Advocate seeks support for taking over federal property
By Marcy Stamper
Frustrated by what they say are fruitless efforts to compel the federal government to consult county officials before taking actions that affect land use and natural resources within the county, the Okanogan County commissioners are exploring other means of gaining more control over these lands.
The commissioners and their counterparts from three other Eastern Washington counties heard from an Idaho county commissioner on Friday (July 24) who is seeking support for a way to compel the federal government to cede control of federal lands to the states and counties. The Okanogan County commissioners meet regularly with their counterparts from Pend Oreille, Stevens, and Ferry counties in a group called the Quad County Commissioners.
At last week’s Quad County meeting, Idaho County Commissioner Jim Chmelik urged the commissioners to support his campaign to shift federal control to county governments through a legal strategy “based on the federal government’s denial of equal footing for the western states and the fundamental ideas of equality and fairness for all,” according to his written materials. Ultimately they aim for Congressional action to transfer the land.
Chmelik said he intends to use tactics similar to those employed by environmental organizations, which he said have prevented agencies like the U.S. Forest Service from using the land for timber and other natural resources.
“How do you grow your population when you are denied the opportunity to use your natural resources to create good-paying jobs?” asked Chmelik.
Part of the movement to press for more local control or return of federal lands to the states contends that the U.S. government honored an obligation to relinquish lands to states east of Colorado but has held onto lands in western states.

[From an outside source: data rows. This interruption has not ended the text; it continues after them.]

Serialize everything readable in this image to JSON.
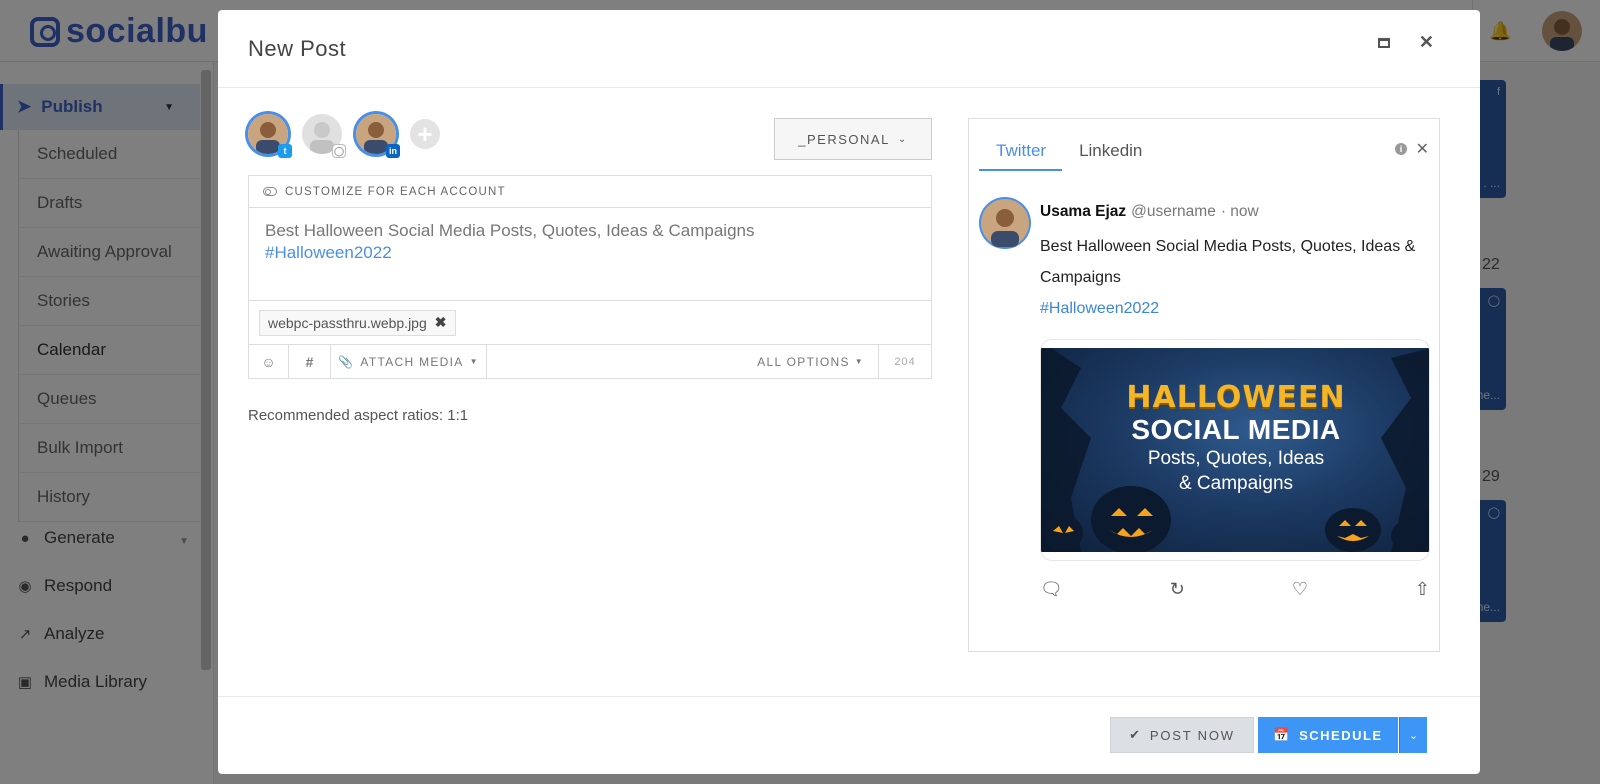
{
  "app": {
    "logo_text": "socialbu"
  },
  "sidebar": {
    "publish_label": "Publish",
    "sub_items": [
      {
        "label": "Scheduled"
      },
      {
        "label": "Drafts"
      },
      {
        "label": "Awaiting Approval"
      },
      {
        "label": "Stories"
      },
      {
        "label": "Calendar"
      },
      {
        "label": "Queues"
      },
      {
        "label": "Bulk Import"
      },
      {
        "label": "History"
      }
    ],
    "main_items": [
      {
        "label": "Generate",
        "icon": "robot-icon"
      },
      {
        "label": "Respond",
        "icon": "chat-icon"
      },
      {
        "label": "Analyze",
        "icon": "chart-icon"
      },
      {
        "label": "Media Library",
        "icon": "image-icon"
      }
    ]
  },
  "calendar": {
    "day_numbers": [
      "22",
      "29"
    ],
    "card_snippets": [
      "day! . . ...",
      ": #me...",
      ": #me..."
    ]
  },
  "modal": {
    "title": "New Post",
    "accounts": [
      {
        "network": "twitter",
        "selected": true
      },
      {
        "network": "instagram",
        "selected": false
      },
      {
        "network": "linkedin",
        "selected": true
      }
    ],
    "account_group_label": "_PERSONAL",
    "customize_label": "CUSTOMIZE FOR EACH ACCOUNT",
    "post_text": "Best Halloween Social Media Posts, Quotes, Ideas & Campaigns",
    "post_hashtag": "#Halloween2022",
    "attachment_filename": "webpc-passthru.webp.jpg",
    "toolbar": {
      "attach_label": "ATTACH MEDIA",
      "options_label": "ALL OPTIONS",
      "char_count": "204"
    },
    "aspect_note": "Recommended aspect ratios: 1:1",
    "footer": {
      "post_now_label": "POST NOW",
      "schedule_label": "SCHEDULE"
    }
  },
  "preview": {
    "tabs": [
      {
        "label": "Twitter",
        "active": true
      },
      {
        "label": "Linkedin",
        "active": false
      }
    ],
    "tweet": {
      "name": "Usama Ejaz",
      "handle": "@username",
      "time": "· now",
      "text": "Best Halloween Social Media Posts, Quotes, Ideas & Campaigns",
      "hashtag": "#Halloween2022",
      "image_text": {
        "line1": "HALLOWEEN",
        "line2": "SOCIAL MEDIA",
        "line3": "Posts, Quotes, Ideas",
        "line4": "& Campaigns"
      }
    }
  },
  "colors": {
    "brand": "#3f63c9",
    "primary_button": "#3d95f5",
    "link": "#4a8fe7"
  }
}
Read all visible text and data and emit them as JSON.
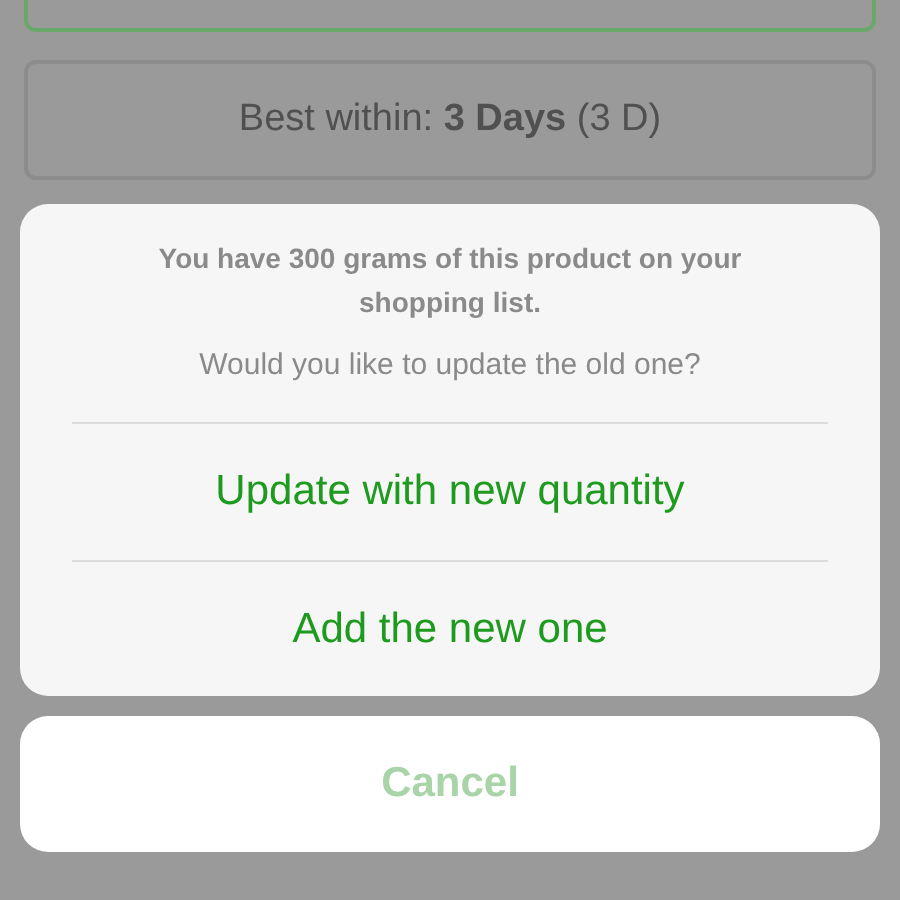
{
  "background": {
    "best_within": "Best within: **3 Days** (3 D)"
  },
  "action_sheet": {
    "message": "You have 300 grams of this product on your shopping list.",
    "question": "Would you like to update the old one?",
    "actions": [
      {
        "label": "Update with new quantity"
      },
      {
        "label": "Add the new one"
      }
    ],
    "cancel": {
      "label": "Cancel"
    }
  }
}
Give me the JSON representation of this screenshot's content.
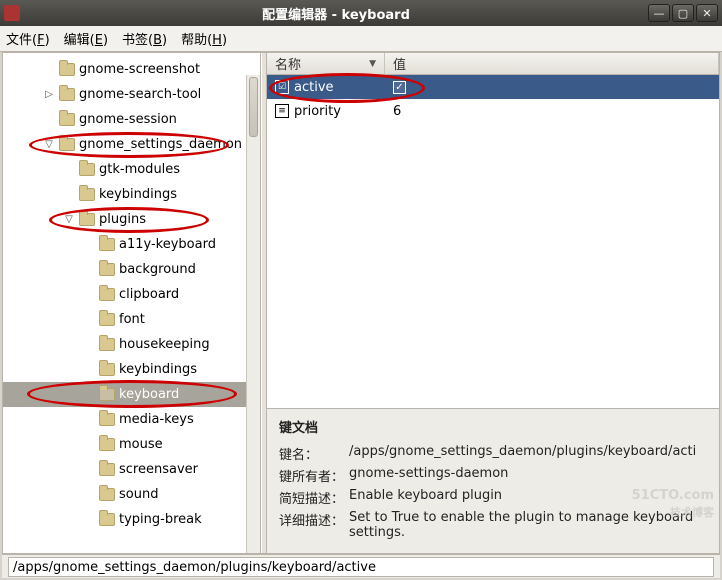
{
  "titlebar": {
    "title": "配置编辑器 - keyboard"
  },
  "menubar": {
    "file": "文件(",
    "file_key": "F",
    "file_end": ")",
    "edit": "编辑(",
    "edit_key": "E",
    "edit_end": ")",
    "bookmarks": "书签(",
    "bookmarks_key": "B",
    "bookmarks_end": ")",
    "help": "帮助(",
    "help_key": "H",
    "help_end": ")"
  },
  "tree": {
    "items": [
      {
        "id": "gnome-screenshot",
        "label": "gnome-screenshot",
        "indent": 1,
        "exp": ""
      },
      {
        "id": "gnome-search-tool",
        "label": "gnome-search-tool",
        "indent": 1,
        "exp": "▷"
      },
      {
        "id": "gnome-session",
        "label": "gnome-session",
        "indent": 1,
        "exp": ""
      },
      {
        "id": "gnome-settings-daemon",
        "label": "gnome_settings_daemon",
        "indent": 1,
        "exp": "▽",
        "annot": true,
        "aw": 200,
        "ah": 26,
        "al": 26,
        "at": 0
      },
      {
        "id": "gtk-modules",
        "label": "gtk-modules",
        "indent": 2,
        "exp": ""
      },
      {
        "id": "keybindings",
        "label": "keybindings",
        "indent": 2,
        "exp": ""
      },
      {
        "id": "plugins",
        "label": "plugins",
        "indent": 2,
        "exp": "▽",
        "annot": true,
        "aw": 160,
        "ah": 26,
        "al": 46,
        "at": 0
      },
      {
        "id": "a11y-keyboard",
        "label": "a11y-keyboard",
        "indent": 3,
        "exp": ""
      },
      {
        "id": "background",
        "label": "background",
        "indent": 3,
        "exp": ""
      },
      {
        "id": "clipboard",
        "label": "clipboard",
        "indent": 3,
        "exp": ""
      },
      {
        "id": "font",
        "label": "font",
        "indent": 3,
        "exp": ""
      },
      {
        "id": "housekeeping",
        "label": "housekeeping",
        "indent": 3,
        "exp": ""
      },
      {
        "id": "keybindings2",
        "label": "keybindings",
        "indent": 3,
        "exp": ""
      },
      {
        "id": "keyboard",
        "label": "keyboard",
        "indent": 3,
        "exp": "",
        "selected": true,
        "annot": true,
        "aw": 210,
        "ah": 28,
        "al": 24,
        "at": -2
      },
      {
        "id": "media-keys",
        "label": "media-keys",
        "indent": 3,
        "exp": ""
      },
      {
        "id": "mouse",
        "label": "mouse",
        "indent": 3,
        "exp": ""
      },
      {
        "id": "screensaver",
        "label": "screensaver",
        "indent": 3,
        "exp": ""
      },
      {
        "id": "sound",
        "label": "sound",
        "indent": 3,
        "exp": ""
      },
      {
        "id": "typing-break",
        "label": "typing-break",
        "indent": 3,
        "exp": ""
      }
    ]
  },
  "table": {
    "col_name": "名称",
    "col_value": "值",
    "rows": [
      {
        "key": "active",
        "value_checked": true,
        "selected": true
      },
      {
        "key": "priority",
        "value": "6"
      }
    ]
  },
  "doc": {
    "heading": "键文档",
    "keyname_label": "键名：",
    "keyname": "/apps/gnome_settings_daemon/plugins/keyboard/acti",
    "owner_label": "键所有者：",
    "owner": "gnome-settings-daemon",
    "short_label": "简短描述：",
    "short": "Enable keyboard plugin",
    "long_label": "详细描述：",
    "long": "Set to True to enable the plugin to manage keyboard settings."
  },
  "statusbar": {
    "path": "/apps/gnome_settings_daemon/plugins/keyboard/active"
  },
  "watermark": {
    "main": "51CTO.com",
    "sub": "技术博客"
  }
}
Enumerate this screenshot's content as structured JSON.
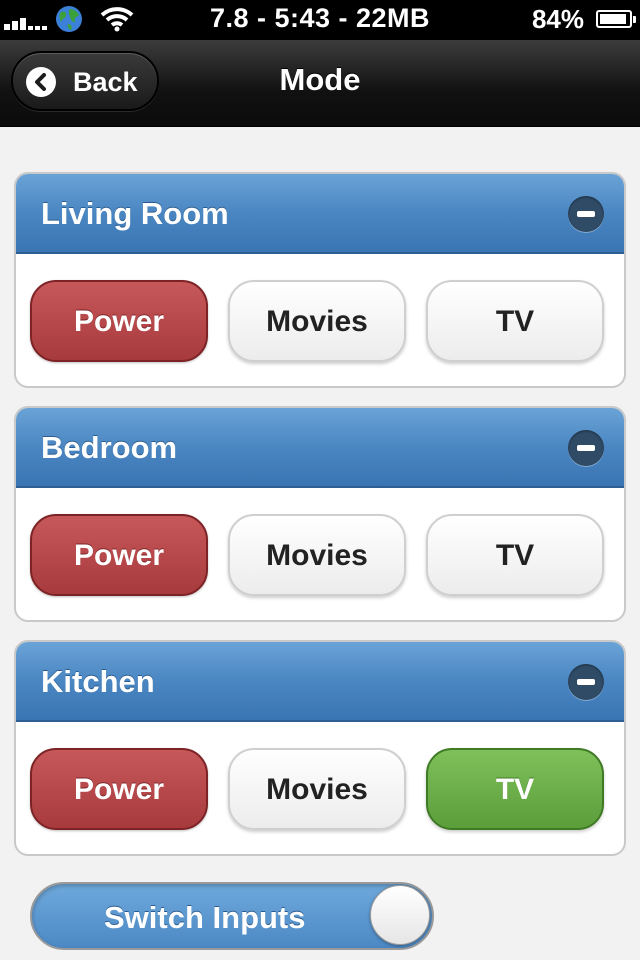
{
  "status_bar": {
    "center_text": "7.8 - 5:43 - 22MB",
    "battery_text": "84%",
    "icons": [
      "signal-icon",
      "globe-icon",
      "wifi-icon",
      "battery-icon"
    ]
  },
  "nav": {
    "back_label": "Back",
    "title": "Mode"
  },
  "sections": [
    {
      "title": "Living Room",
      "buttons": {
        "power": "Power",
        "movies": "Movies",
        "tv": "TV"
      },
      "active": "power"
    },
    {
      "title": "Bedroom",
      "buttons": {
        "power": "Power",
        "movies": "Movies",
        "tv": "TV"
      },
      "active": "power"
    },
    {
      "title": "Kitchen",
      "buttons": {
        "power": "Power",
        "movies": "Movies",
        "tv": "TV"
      },
      "active": "tv"
    }
  ],
  "switch": {
    "label": "Switch Inputs",
    "state": "on"
  },
  "colors": {
    "header_blue": "#4a86c2",
    "power_red": "#b4474a",
    "active_green": "#6aaf48",
    "navbar_black": "#111111"
  }
}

About 46 percent of land in Okanogan County is under federal management, primarily the Forest Service.
The requirement for federal and state governments to coordinate and consult with county officials is part of the Okanogan County code, but the commissioners regularly voice their frustration about the failure of federal agencies to include them as an equal partner in decisions regarding forest management, land use and wildlife.
The Okanogan County commissioners have been discouraged that their requests for an equal role have been ignored. According to Chmelik, this is common. “Even collaboration meetings don’t count, because it’s all their rules,” he said.
“We can make a difference, because there’s more of us than there are of them,” said Chmelik. “We have to band together and cross party lines to make a difference.”
New approach to familiar territory
The Okanogan County commissioners have visited this issue before. They adopted a resolution in April 2014 that supports “the transfer of public lands to the states and counties in order to promote the future health, education and well-being of the children of the State of Washington and Okanogan County.”
The resolution states that poor management has contributed to unhealthy forests and an increase in catastrophic wildfires. It says that payments from the federal government that are intended to compensate the county for untaxable land have been unreliable, creating budget problems for the county.
The April 2014 resolution names the American Lands Council as one group working on the issue and says the commissioners support its efforts. It could not be learned if they had made any financial contributions to the effort.
Chmelik said he has talked to representatives from the American Lands Council but that “there is a sense they’re not doing anything.” He referred to a recent lawsuit against the group’s founder that has distracted the group from its mission.
In June, the Lands Council issued a strong defense of Ken Ivory, its founder and a Utah state representative, against charges of defrauding taxpayers and misleading local officials into supporting his effort to return federal lands to the states. The charges were filed by the Campaign for Accountability, a nonprofit that says it uses “research, litigation and aggressive communications to expose misconduct and malfeasance in public life.”
The Okanogan County 2014 resolution also calls on the Washington governor and Legislature to transfer federal lands to the Department of Natural Resources (DNR). Over the years, the commissioners have also criticized management practices of state agencies such as DNR and the Washington Department of Fish and Wildlife (WDFW) for inadequate management that has allowed forests to become unhealthy and promoted the growth of noxious weeds.
For his campaign, Chmelik said he is currently seeking only letters of support as a basis for meeting with members of Congress. Any financial contributions would need to be included in future county budgets, he said.
Chmelik ultimately seeks contributions of $3,000 to $5,000 from each county for legal representation; professional expertise in law, land use, mining and forestry; and for a public relations campaign. His goal is to raise $350,000 to $500,000.
The lawsuit would not be for the transfer of public lands but about “fairness,” said Chmelik—for example, access to public lands, public power and economic opportunity.
Chmelik has formed the Western Landmark Foundation to finance his efforts. Contributions are being handled by a Montana nonprofit called Balanced Use, he said. It was not clear if this is the same as Citizens for Balanced Use, a nonprofit based in Gallatin Gateway, Montana.
The commissioners listened to Chmelik’s presentation and there was a short question-and-answer session, but there was no discussion or decision about supporting his efforts. Efforts to reach the Okanogan County commissioners for more information were unsuccessful.
The Quad County Commissioners also got a briefing on the recently completed Washington Legislative session from state Reps. Joel Kretz and Shelly Short and state Sen. Brian Dansel. Topics included the use of conservation easements by WDFW, firefighting legislation and the state budget.